Despite coexisting MOG and NMDAR antibodies, initial management remains similar to that of antibody-positive patients alone, and immunotherapy is the primary treatment for patients with MNOS (21). First-line immunotherapy includes various combinations of steroid therapy, IVIG, plasmapheresis, or above. Second-line therapies include rituximab and cyclophosphamide(21,57). At present, the treatment regimen and duration of biantibody-positive patients are inconclusive, and even though individual case reports show significant efficacy of conventional dose hormone therapy(21), it is generally believed that consistent with mono antibody disease, high dose steroids or IVIG is required in the acute phase, and immune maintenance therapy is required after the treatment. These patients have shown a better response to steroids and IVIG in acute settings, a higher risk of recurrence, a better overall prognosis, and are most likely to benefit from long-term immunomodulatory therapy(58,59), possibly due to positive MOG abs (21,38). This study is consistent with previous results, sensitive to hormones, and has a good prognosis. Seizures caused by these autoimmune antibodies are usually self-limited or require short-term antiepileptic therapy and long-term antiepileptic therapy is not needed in most patients(23,24) ( see Supplementary file 1). Some patients are prone to relapse during hormonal tapering(12,15,45), and failure to receive second-line and/or repeated first-line immunotherapy is associated with relapse(60). Therefore, these patients may require longer immune maintenance therapy or second-line therapy and are more likely to benefit from starting treatment early. Therefore, the initiation and duration of immune-maintenance therapy and the time point and regimen of second-line therapy may be future directions for research.

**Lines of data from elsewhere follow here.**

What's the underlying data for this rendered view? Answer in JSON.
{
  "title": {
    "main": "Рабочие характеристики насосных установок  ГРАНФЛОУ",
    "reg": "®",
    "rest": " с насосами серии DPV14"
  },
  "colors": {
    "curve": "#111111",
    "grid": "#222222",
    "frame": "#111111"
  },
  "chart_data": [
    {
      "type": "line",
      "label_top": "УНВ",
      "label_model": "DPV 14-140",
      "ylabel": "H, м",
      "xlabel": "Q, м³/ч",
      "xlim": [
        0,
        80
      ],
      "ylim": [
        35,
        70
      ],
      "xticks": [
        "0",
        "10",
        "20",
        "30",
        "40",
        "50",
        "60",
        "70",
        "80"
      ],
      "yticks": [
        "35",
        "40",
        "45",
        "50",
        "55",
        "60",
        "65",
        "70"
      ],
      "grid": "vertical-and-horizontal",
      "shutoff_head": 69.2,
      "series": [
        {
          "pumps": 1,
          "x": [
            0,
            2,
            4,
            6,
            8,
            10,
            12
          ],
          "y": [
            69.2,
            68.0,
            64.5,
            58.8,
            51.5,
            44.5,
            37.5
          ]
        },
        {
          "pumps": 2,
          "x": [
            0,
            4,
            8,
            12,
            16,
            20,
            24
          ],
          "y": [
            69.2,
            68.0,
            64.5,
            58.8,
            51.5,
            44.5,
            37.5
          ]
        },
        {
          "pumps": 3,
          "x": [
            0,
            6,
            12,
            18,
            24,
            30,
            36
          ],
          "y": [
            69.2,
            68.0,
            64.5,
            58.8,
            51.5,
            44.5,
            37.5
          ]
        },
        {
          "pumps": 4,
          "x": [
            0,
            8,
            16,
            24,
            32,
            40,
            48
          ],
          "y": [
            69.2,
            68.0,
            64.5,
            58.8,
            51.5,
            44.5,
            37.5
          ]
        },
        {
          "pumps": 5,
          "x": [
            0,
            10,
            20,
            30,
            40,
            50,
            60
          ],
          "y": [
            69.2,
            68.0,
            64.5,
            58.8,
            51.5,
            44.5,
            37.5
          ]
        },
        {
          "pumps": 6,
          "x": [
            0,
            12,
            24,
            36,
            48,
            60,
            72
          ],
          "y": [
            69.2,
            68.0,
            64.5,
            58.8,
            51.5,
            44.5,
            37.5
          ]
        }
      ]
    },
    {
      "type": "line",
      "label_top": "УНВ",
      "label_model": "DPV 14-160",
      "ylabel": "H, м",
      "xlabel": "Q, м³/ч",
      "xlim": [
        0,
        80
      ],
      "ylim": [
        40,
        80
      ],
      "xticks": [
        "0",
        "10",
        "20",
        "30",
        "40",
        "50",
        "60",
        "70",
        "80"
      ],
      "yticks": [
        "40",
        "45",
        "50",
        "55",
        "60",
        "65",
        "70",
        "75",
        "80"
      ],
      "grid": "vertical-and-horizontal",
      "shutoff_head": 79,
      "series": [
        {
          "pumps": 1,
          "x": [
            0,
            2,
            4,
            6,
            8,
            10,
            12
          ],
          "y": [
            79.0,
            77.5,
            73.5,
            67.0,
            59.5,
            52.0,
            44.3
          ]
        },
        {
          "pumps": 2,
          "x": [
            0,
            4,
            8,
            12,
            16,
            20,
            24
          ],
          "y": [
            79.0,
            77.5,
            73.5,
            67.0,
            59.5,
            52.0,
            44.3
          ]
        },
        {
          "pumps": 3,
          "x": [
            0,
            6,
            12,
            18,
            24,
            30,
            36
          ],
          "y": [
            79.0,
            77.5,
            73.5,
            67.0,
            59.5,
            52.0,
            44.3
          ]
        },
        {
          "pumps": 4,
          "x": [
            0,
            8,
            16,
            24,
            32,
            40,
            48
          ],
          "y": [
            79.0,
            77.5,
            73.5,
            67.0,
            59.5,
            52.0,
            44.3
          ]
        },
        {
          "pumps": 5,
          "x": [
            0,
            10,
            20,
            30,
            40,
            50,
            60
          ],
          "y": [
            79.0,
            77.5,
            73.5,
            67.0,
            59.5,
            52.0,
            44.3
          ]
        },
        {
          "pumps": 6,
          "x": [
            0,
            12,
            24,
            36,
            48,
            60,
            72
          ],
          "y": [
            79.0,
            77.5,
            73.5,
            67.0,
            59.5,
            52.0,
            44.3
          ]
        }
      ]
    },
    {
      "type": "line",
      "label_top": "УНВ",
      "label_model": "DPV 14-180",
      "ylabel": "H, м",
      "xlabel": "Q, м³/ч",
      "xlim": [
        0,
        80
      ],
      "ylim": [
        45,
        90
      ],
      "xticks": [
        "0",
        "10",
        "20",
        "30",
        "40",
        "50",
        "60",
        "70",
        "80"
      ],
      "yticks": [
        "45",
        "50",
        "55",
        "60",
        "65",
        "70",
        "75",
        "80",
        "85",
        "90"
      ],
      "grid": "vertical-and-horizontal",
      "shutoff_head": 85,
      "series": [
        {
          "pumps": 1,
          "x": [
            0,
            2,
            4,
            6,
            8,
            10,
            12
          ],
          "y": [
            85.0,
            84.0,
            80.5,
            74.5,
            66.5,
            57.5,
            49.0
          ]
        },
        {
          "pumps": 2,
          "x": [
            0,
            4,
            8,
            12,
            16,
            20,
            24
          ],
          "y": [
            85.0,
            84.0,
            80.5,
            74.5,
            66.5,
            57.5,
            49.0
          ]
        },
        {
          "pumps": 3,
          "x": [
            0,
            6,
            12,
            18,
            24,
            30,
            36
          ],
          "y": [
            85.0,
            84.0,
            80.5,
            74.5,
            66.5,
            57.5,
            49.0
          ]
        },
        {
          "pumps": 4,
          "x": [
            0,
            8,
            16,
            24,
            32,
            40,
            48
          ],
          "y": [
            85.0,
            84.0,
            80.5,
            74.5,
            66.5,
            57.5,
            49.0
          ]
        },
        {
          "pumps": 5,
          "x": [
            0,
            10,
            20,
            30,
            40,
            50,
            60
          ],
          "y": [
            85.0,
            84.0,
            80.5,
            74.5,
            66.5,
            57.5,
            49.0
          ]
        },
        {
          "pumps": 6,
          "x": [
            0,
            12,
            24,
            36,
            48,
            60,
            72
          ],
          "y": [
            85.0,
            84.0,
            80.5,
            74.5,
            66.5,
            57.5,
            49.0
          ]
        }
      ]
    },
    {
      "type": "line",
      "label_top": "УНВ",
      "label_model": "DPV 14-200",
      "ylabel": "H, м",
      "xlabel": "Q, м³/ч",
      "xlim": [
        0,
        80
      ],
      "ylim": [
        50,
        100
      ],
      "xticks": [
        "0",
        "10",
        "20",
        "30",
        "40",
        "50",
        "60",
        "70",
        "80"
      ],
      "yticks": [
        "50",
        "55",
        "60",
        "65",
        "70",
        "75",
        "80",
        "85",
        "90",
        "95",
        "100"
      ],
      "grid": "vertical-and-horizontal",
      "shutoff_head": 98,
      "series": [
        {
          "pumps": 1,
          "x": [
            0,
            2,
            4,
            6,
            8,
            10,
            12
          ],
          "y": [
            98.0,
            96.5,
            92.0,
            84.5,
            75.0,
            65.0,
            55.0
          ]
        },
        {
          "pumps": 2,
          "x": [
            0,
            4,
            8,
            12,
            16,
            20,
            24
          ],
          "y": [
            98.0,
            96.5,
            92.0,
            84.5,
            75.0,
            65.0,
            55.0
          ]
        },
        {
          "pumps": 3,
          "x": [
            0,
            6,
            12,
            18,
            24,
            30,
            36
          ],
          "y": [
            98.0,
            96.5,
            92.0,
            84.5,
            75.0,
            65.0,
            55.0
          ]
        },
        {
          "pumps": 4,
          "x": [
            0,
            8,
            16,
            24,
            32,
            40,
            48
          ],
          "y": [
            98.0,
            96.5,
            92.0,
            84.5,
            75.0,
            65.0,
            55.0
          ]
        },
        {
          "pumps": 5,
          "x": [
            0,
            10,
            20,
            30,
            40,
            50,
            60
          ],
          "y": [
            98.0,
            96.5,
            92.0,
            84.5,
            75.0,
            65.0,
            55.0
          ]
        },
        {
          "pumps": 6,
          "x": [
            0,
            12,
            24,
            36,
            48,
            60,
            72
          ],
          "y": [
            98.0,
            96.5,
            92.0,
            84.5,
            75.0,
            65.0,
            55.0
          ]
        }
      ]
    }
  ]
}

In conclusion, our case is a reminder that we clinicians should think of MNOS when patients present with atypical clinical manifestations like epilepsy and test both serum and cerebrospinal fluid for multiple associated autoantibodies (including MOG abs) and viruses to avoid misdiagnosis, missed diagnosis, and impact on prognosis. In addition, it enriches the disease spectrum of MNOS syndrome.